Here's what's ahead;

its time to put liability CYA paperwork in pet parents hands.

its time that pet parents be given all of the options, with written line item estimates, before a deposit is given.

its time for transparency;

its time to publish who owns the clinic you are at.

who was given a sign-on bonus that might have influenced the price on your pets head.

its time to publish average costs of care before a pet parent drives to your facility at 2 am.

its time for accountability outside of the faces of the veterinarians who are already emotionally bankrupt and emotionally unwell.

its time for the public to re-think the laws that dictate the unconditionally loving, uniquely beloved soul sleeping/purring next you in bed every night as disposable/replaceable property.

it's time to compel the house to meet your needs and standards and put them out of business before they bankrupt your ability to love your pet.

Saturday, August 26, 2023

The Hardest Days.

The hardest days are lived in snapshots.

Frozen moments of the day that solidify, remain indelible, and scar. 

I have collected mountains of them.
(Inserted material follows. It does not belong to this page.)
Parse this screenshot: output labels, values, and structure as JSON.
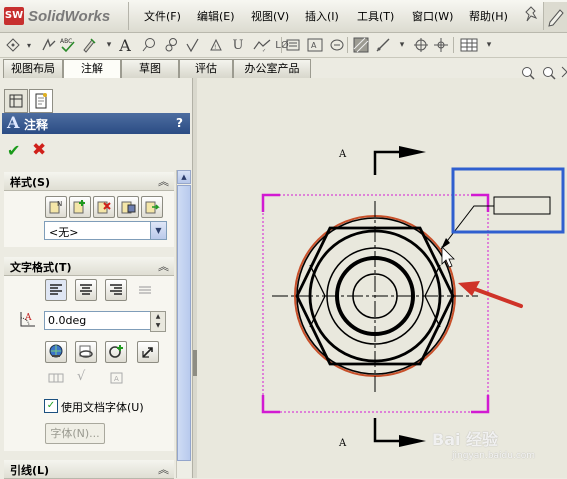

Held them in my arms like a clutch of kittens too fragile to walk away from and too demanding to dismiss. I know they are the villains to my story that makes the read worthwhile, but when away and alone I sit and wonder if I need to be so burdened by them. How can I extract the color without bleaching the meaning they must hold for me to carry them for so long?

The past few weeks have been vibrant and jarring. The color that propels heartrates into arrythmias.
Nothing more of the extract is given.